Strand oversees a team of around 380 occupational safety and hygiene officers that are located all around the province inspecting workplaces.
As opposed to OHS organizations in certain other provinces, in B.C. workplace compensation and prevention are under the same umbrella. “We’re all one happy family here,” says Strand.
As diversified as B.C.’s industry landscape is, construction is essentially the province’s biggest stakeholder. With the economy booming, there is a lot of construction and infrastructure spending. As a consequence, says Strand, there is a big construction team in the lower mainland.
While WorkSafeBC is making efforts to improve provincial injury rates, Strand says that it is also up to employers to invest in their people and in their safety culture: “Taking [safety] seriously demands lots of investment there to help coach, support and provide oversight to those workers and building the culture back to the point up.”

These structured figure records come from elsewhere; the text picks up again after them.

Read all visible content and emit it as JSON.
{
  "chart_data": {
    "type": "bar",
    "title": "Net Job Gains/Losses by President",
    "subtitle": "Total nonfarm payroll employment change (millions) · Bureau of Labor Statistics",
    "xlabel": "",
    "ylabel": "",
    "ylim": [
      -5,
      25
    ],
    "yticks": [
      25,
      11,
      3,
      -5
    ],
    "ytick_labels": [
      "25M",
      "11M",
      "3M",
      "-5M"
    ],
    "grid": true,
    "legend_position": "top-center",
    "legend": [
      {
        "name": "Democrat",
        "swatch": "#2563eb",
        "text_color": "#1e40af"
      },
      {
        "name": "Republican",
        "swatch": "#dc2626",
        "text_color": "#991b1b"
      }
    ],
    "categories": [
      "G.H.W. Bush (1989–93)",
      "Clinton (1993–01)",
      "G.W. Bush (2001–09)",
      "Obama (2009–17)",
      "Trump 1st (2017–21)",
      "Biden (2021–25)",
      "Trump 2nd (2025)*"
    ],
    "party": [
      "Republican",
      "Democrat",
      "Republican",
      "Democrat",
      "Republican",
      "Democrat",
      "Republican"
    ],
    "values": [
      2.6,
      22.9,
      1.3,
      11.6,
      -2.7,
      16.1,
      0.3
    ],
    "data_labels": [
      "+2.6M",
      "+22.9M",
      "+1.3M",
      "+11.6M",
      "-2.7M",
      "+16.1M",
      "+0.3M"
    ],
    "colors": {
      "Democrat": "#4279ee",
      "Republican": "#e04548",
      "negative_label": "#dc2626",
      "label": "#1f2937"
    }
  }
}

Strand says that the solution is to focus and invest in psychologically safe leadership because if you get that right, workers will feel comfortable bringing ideas up which will ultimately lead to a safer environment and a strong work culture.
A life in safety
Strand has spent the better part of his adult life engrossed in safety. To pay for his schooling, Strand had a summer job working with heavy equipment in a mining environment. Once he finished his science undergrad, he decided to continue working in that field and eventually moved to B.C. from Alberta to become a mine manager.
After five years of working in industry, he did a master’s degree in occupational hygiene. He was then hired by the Vancouver Airport Authority to be its occupational hygienist. “That’s where I established my foothold into health, safety and hygiene,” says Strand.
He worked with the airport for 15 years, and then in 2015 transitioned to WorkSafeBC.
Strand says that one of the favourite parts of his role is influencing his team and seeing their capabilities grow – seeing what he calls “the light bulb moments.”
“It’s rewarding to see the impact that you can have as an individual to help them grow as a leader,” he says.
He's driven by the job of elevating safety and how to, within the confines of the regulation, compel employers who aren’t taking OHS seriously to embrace a culture of safety.“Behaviour and mindset and culture – that’s hard to regulate,” says Strand.
It may be getting better though; despite the difficulties it has caused (and is still causing), the pandemic has been a springboard for workplace.
Many organizations, notably smaller organizations, have had to include safety on the agenda. In B.C., every single employer was required to build a COVID-19 safety plan. WorkSafeBC encouraged businesses and organizations to work with their employees on creating that plan and have conversations around risks and hazards.
“We basically built a rudimentary OSH framework for people to work in and under – and every single employer did it […] and what we’re really oping to come out of the pandemic is to benefit from the effort put into the creation of a safety plan,” says Strand, which included training and inspections and other details.
When the pandemic is over, the hope is that these plans can remain in place and evolve to broadly cover workplace safety and not just COVID-19.